Today, the Grand Chamber of the European Court of Human Rights delivered its judgment, with the 17 judges unanimous in their decision that the Lithuanian authorities’ actions constituted a violation of Article 10 of the European Convention on Human Rights.
Britain’s notorious Section 28 (1988-2003, no teaching of ‘the acceptability of homosexuality as a pretended family relationship’) never went to the Court, so it was important to challenge one of the copycat versions in Eastern Europe. Lithuania’s 2009 law deems information harmful to minors if it ‘expresses contempt for family values, [or] encourages a different concept of marriage and creation of family from the [opposite-sex] one enshrined in the Constitution and the Civil Code’. Today’s strong and clear Grand Chamber judgment requires changes to Lithuania’s law, provides a basis for challenging similar laws in Azerbaijan, Hungary and Latvia (Russia’s law was condemned in 2017), and should discourage new legislation against information about same-sex relationships in other Council of Europe member states.– Professor Robert Wintemute, Professor of Human Rights Law
The Court noted that: “where restrictions on children’s [or adults’] access to information about same-sex relationships are based solely on considerations of sexual orientation … they do not pursue any aims that can be accepted as legitimate for the purposes of … the (European) Convention (on Human Rights).” It is unusual for the Court to find that a government’s measures did not pursue any legitimate aim.
The Court found that the Lithuanian Government had intended to limit access to the two stories because they presented same-sex and different-sex relationships as of equal value.
Professor Wintemute represented the mother of the author, Neringa Dangvydė Macatė, who died in March 2020, at the Grand Chamber hearing on 23 March 2022.
This was the first case in which the European Court of Human Rights had assessed restrictions on literature about same-sex relationships written specifically for children.
In its press release, the ECtHR notes: “The Court rejected the Government’s argument that they had sought to protect children from sexually explicit information.

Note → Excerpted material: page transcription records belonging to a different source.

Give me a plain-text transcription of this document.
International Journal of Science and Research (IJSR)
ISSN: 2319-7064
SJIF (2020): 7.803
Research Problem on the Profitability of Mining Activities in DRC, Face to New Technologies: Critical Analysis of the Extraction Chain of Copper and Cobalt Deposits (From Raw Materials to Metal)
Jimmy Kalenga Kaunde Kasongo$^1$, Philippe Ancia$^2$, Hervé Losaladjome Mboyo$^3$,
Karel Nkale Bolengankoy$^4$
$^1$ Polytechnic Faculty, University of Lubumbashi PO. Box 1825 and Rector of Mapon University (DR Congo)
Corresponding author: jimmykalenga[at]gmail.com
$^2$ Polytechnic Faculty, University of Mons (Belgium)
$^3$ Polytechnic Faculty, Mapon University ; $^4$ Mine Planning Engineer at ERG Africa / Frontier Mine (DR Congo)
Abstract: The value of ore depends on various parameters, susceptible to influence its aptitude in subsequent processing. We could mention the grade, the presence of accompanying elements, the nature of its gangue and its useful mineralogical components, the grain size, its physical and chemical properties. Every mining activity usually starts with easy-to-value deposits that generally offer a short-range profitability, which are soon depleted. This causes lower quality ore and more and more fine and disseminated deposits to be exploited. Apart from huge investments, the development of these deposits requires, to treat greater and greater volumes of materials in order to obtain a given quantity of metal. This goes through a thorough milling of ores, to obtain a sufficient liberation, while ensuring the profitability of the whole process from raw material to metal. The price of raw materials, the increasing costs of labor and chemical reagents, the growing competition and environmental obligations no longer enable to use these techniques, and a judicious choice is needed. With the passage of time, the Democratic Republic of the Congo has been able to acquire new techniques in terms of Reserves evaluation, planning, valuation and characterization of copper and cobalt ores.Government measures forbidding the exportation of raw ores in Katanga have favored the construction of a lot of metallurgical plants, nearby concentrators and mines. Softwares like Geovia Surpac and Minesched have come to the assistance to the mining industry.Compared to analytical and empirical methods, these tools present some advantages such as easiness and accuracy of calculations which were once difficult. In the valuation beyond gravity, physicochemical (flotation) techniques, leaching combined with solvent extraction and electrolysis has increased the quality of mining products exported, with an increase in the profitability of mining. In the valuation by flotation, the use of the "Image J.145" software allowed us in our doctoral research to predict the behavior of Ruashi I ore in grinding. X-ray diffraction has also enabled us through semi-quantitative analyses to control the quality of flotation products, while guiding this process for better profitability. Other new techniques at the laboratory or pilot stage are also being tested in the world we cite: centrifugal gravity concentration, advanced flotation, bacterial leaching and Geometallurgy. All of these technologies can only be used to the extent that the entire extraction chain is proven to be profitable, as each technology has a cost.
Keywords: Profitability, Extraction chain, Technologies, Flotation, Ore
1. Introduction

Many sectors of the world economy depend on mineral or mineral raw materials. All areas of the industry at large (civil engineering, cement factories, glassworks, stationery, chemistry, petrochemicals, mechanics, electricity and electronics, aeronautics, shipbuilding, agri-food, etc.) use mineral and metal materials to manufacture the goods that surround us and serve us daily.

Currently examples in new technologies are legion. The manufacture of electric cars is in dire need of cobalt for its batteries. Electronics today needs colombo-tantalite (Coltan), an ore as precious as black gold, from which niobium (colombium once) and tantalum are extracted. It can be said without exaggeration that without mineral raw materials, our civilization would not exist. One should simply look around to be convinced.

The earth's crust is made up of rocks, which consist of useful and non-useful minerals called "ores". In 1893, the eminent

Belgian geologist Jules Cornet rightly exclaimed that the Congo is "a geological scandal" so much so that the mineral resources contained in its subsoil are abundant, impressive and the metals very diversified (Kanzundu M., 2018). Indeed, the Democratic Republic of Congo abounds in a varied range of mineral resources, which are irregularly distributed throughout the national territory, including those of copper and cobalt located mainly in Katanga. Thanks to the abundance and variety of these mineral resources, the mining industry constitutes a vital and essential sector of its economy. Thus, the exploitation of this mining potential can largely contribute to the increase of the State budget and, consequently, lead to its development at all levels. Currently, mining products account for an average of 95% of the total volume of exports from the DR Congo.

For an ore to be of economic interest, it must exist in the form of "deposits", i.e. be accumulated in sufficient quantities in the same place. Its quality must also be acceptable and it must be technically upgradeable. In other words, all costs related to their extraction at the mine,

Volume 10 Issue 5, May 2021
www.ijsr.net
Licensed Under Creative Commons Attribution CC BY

It could not see how certain passages – a princess and a shoemaker’s daughter sleeping in one another’s arms after their wedding – depicted carnal love. Nor did it find convincing the Government’s submission that the fairy tales had been seeking to “insult”, “degrade” or “belittle” different-sex relationships and “promote families of the same sex”. The Court could not see any such aim in the applicant’s writings which, to the contrary, advocated respect for and acceptance of all members of a given society in a fundamental aspect of their lives, namely a committed relationship.”